After 120 days, DUALMESH® Biomaterial and Bard™ Sepramesh™ IP Composite exhibited significantly fewer adhesions with significantly lower tenacity compared with PROCEED™ Surgical Mesh, which exhibited the greatest amount and tenacity of adhesions out of all of the meshes evaluated. No significant differences in adhesion amount or tenacity were detected between the other meshes evaluated. However, it should be noted that many of the meshes scored less than 1.5 for adhesion tenacity, which corresponds to a mixture of mostly zero adhesions with a few filmy adhesions. With regard to overall mesh contracture, C-QUR™ Mesh exhibited the least contracture overall and significantly less contracture than PROCEED™ Surgical Mesh and DUALMESH® Biomaterial, which exhibited the greatest contracture overall. No significant differences in mesh contracture were detected between the other meshes evaluated. Detailed histological analyses revealed similar results for all of the meshes in terms of abdominal wall incorporation, vascularity, necrosis, and mesothelialization. Overall, the meshes exhibited an established neointima, moderate vascularization, a lack of surrounding necrosis, and development of a neoperitoneum.
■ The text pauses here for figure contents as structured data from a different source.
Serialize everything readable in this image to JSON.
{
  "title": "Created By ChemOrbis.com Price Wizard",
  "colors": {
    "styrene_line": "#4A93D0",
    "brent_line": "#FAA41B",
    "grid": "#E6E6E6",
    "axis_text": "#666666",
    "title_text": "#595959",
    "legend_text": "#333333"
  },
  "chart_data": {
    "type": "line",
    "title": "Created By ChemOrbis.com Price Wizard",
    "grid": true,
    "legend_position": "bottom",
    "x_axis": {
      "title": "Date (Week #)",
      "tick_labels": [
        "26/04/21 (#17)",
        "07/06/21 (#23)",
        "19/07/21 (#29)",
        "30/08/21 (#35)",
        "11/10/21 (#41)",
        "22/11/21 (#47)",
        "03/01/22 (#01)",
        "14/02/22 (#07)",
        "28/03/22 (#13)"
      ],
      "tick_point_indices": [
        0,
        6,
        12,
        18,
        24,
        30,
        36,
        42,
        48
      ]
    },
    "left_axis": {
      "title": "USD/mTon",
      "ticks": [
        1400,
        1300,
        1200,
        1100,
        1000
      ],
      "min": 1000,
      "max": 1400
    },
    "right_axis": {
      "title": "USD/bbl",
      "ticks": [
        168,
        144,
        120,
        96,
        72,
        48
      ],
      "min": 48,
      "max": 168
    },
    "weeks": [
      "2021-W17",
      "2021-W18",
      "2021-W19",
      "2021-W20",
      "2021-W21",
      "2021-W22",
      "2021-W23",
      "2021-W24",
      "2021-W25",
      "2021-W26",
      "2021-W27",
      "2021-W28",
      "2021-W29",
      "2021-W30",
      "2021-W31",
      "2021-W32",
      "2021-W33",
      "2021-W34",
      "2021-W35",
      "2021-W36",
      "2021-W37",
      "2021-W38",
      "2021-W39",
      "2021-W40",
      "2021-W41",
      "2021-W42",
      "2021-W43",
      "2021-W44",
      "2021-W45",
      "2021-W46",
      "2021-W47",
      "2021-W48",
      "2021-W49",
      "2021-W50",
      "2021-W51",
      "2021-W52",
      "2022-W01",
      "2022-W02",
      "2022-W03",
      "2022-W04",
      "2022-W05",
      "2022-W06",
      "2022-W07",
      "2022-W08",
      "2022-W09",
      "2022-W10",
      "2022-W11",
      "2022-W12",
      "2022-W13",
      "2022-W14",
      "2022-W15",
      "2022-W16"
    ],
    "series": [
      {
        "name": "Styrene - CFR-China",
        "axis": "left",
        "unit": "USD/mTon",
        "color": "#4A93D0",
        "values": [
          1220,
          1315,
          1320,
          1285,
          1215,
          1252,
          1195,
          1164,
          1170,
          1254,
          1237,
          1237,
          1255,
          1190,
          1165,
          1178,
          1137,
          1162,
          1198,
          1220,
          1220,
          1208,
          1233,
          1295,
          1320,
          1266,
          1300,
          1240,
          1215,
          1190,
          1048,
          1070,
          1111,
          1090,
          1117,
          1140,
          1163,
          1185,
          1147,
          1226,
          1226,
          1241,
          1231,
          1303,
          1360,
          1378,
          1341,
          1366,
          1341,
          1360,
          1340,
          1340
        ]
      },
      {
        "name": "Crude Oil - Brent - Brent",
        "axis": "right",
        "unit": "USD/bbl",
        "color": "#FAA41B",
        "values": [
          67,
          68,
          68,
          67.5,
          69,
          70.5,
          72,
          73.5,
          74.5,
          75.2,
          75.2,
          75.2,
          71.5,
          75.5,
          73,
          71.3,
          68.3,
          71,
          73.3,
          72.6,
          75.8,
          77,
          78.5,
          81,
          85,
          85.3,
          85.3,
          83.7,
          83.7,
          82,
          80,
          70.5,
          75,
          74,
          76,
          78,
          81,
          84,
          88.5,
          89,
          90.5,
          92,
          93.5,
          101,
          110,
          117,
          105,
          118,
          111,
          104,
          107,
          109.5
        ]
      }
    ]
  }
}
Pierce et al. concluded that the differences observed between the various barrier prostheses were likely attributable to the chemical makeup of the barrier or the conditions required for resorption and metabolism of the barrier components. It is likely that the components of these barriers incite a wide range of inflammatory responses, resulting in the range of adhesion coverage and tenacity observed. In fact, Schreinemacher et al. have observed this phenomenon in a 30-day rat study [13]. After 7 days, C-QUR™ Mesh exhibited less inflammation than PROCEED™ Surgical Mesh and Parietex™ Composite. Moderate to abundant macrophages and giant cells were observed phagocytosing the barrier layers of PROCEED™ Surgical Mesh and Parietex™ Composite, but only a few of these cells were observed in the C-QUR™ Mesh specimens 7 days postoperatively. By 30 days, the collagen layer of the Parietex™ Composite was completely resorbed. Thus, macrophages were not observed in these specimens, but giant cells remained. However, moderate to abundant macrophages and giant cells were still observed in the PROCEED™ Surgical Mesh specimens 30 days postoperatively, and these cells continued to degrade the ORC barrier layer. Only a few macrophages and giant cells were observed in the C-QUR™ Mesh specimens, and the coating layer remained intact 30 days postoperatively. This study also demonstrated increased adhesion formation for all of the barrier mesh prostheses between 7 and 30 days, which the authors attributed to increased inflammation related to the degradation and resorption of the barrier layer components, which were ongoing between 7 and 30 days. This effect was most pronounced in PROCEED™ Surgical Mesh materials, which again highlights the influence that the chemistry of the particular barrier components may have over the inflammatory response and subsequent adhesion formation. In particular, the anti-inflammatory properties of omega-3 fatty acids [29, 30] may contribute to the low-grade inflammatory response and minimal adhesions observed for the C-QUR™ Mesh materials in this study.

Conclusions

Numerous clinical studies and preclinical animal models have attempted to determine the adhesion characteristics and effectiveness of barrier mesh prostheses available for ventral hernia repair applications. However, it is difficult to make any definitive statements about the adhesion characteristics and effectiveness of these materials, because all meshes were not included in all studies and likewise not compared under identical conditions. Thus, clinical trials are needed to more appropriately define the clinical effectiveness of these barriers. For this reason, we have initiated a multi-institutional clinical trial to assess the effectiveness of barrier-coated versus non-barrier-coated mesh in reducing adhesions and adhesiolysis-related complications after intraperitoneal placement during ventral hernia repair applications (clinicaltrials.gov protocol number: NCT01355939).